L'ambition, pour le moment, consiste à augmenter la culture française de ces tomates destinées à la transformation, minuscule en comparaison des voisins. La France en produit entre 160 000 et 180 000 tonnes par an, contre près de 6 millions de tonnes en Italie et jusqu'à 3 millions de tonnes en Espagne. "90% des tomates consommées en France viennent de l'étranger, dont 85% d'Italie et d'Espagne", détaille encore Robert Giovinazzo. La France pourra-t-elle compenser, à plus long terme, les difficultés du Sud ? Le changement climatique risque-t-il, comme le craignait en 2023 le magazine Time au regard de l'effondrement de la gigantesque production californienne, de "menacer le ketchup" ? Les présidents de la Sonito et de la chambre d'agriculture de Provence-Alpes-Côte-d'Azur, André Bernard, ambitionnent en tout cas d'augmenter la part de tomates françaises destinées à la transformation consommées en France. De 10% aujourd'hui à 25% à l'horizon 2030, via une stratégie visant notamment à intégrer cette tomate plein champ à d'autres cultures.

Pluie, grêle et incertitudes

Le réchauffement climatique ne se manifeste pas qu'à travers la chaleur et la sécheresse. Les inondations, les tempêtes ou encore l'alternance chaotique de périodes sèches et de pluies abondantes maltraitent les cultures et désarment les agriculteurs les plus aguerris. Y compris les maraîchers qui produisent les tomates que nous retrouvons sur des étals. Celles-là sont, à l'inverse des tomates vouées à être transformées, très majoritairement cultivées sous serre, où l’on peut régler à sa guise chaleur, luminosité et humidité.

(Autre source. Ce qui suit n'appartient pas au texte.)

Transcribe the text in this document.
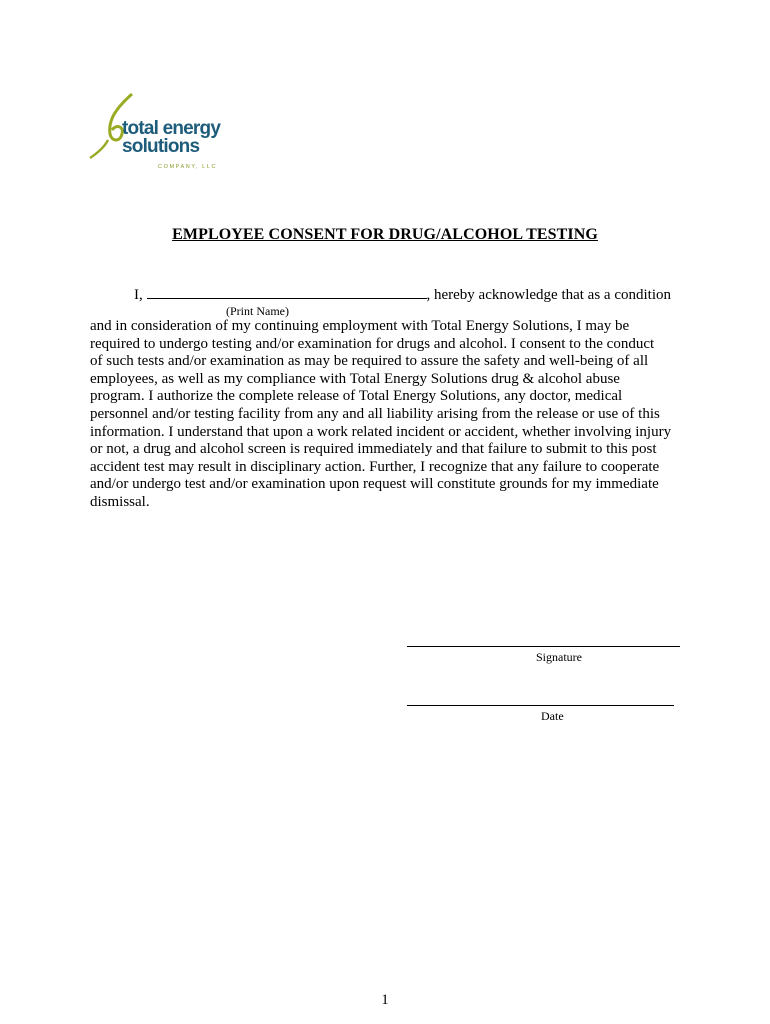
total energy
solutions
COMPANY, LLC
EMPLOYEE CONSENT FOR DRUG/ALCOHOL TESTING
I,	, hereby acknowledge that as a condition
(Print Name)
and in consideration of my continuing employment with Total Energy Solutions, I may be
required to undergo testing and/or examination for drugs and alcohol. I consent to the conduct
of such tests and/or examination as may be required to assure the safety and well-being of all
employees, as well as my compliance with Total Energy Solutions drug & alcohol abuse
program. I authorize the complete release of Total Energy Solutions, any doctor, medical
personnel and/or testing facility from any and all liability arising from the release or use of this
information. I understand that upon a work related incident or accident, whether involving injury
or not, a drug and alcohol screen is required immediately and that failure to submit to this post
accident test may result in disciplinary action. Further, I recognize that any failure to cooperate
and/or undergo test and/or examination upon request will constitute grounds for my immediate
dismissal.
Signature
Date
1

Chercheur à l’unité Ecosys de l'Inrae, Kévin Morel, a longtemps travaillé sur le maraîchage périurbain en Ile-de-France : dans les régions moins exposées aux étés étouffants, "il y a des coups de vent plus réguliers aujourd'hui, des épisodes de grêle plus fréquents... Des conditions extrêmes qui peuvent détruire une serre", explique-t-il. "Si l'on veut se projeter dans les années à venir, il est primordial de ne pas regarder que la sécheresse." Et ce même si l'intersaison offre de nouvelles opportunités, comme ici, chez un maraîcher du Val-d'Oise capable, en 2022, de proposer des tomates fraîches en octobre à ses clients. 

A l'automne 2023, en Bretagne, la tempête Ciaran a brisé "quasiment 50 000 m2 de toitures" sur les serres de la coopérative Savéol, a expliqué en avril à l'AFP son président, Pierre-Yves Jestin. Heureusement pour le leader français de la tomate, "elle est tombée juste dans l'interculture". Mais avant cela, la région qui domine la production de tomates fraîches "a manqué de lumière, [les producteurs ont] eu du mal à rattraper le retard pris sur le printemps. Des exploitations ont également été touchées par des virus", a-t-il expliqué à l'AFP, citant des pertes de production de "3 000 à 5 000 tonnes" sur l'année.

Les cultures sous abri ne sont pas exemptes de risques, confirme Kévin Morel, notant toutefois "qu'on devrait voir à l'avenir davantage de cultures sous abri, afin de mieux contrôler les conditions. Mais cela pose la question du coût énergétique", insiste-t-il. Une tonne de tomates cultivées sous une serre chauffée en France émet autant de CO2 qu'une tonne de tomates de saison transportées en camion depuis l'Afrique du Sud, expliquait-on dans cet article de notre rubrique Vrai ou Fake. "Va-t-on continuer à faire de la tomate en plein été à Perpignan, coûte que coûte, en déployant énormément d'énergie pour y parvenir ? Peut-être qu'il est plus pertinent de suivre les évolutions du climat et de faire des tomates ailleurs en cette saison" quitte à en faire dans le Sud au printemps et en automne, poursuit l'agronome, avant de conclure : "Si pour s'adapter au changement climatique, on se met à consommer plus d'énergie, alors ce n'est pas la solution. C'est de la mal-adaptation."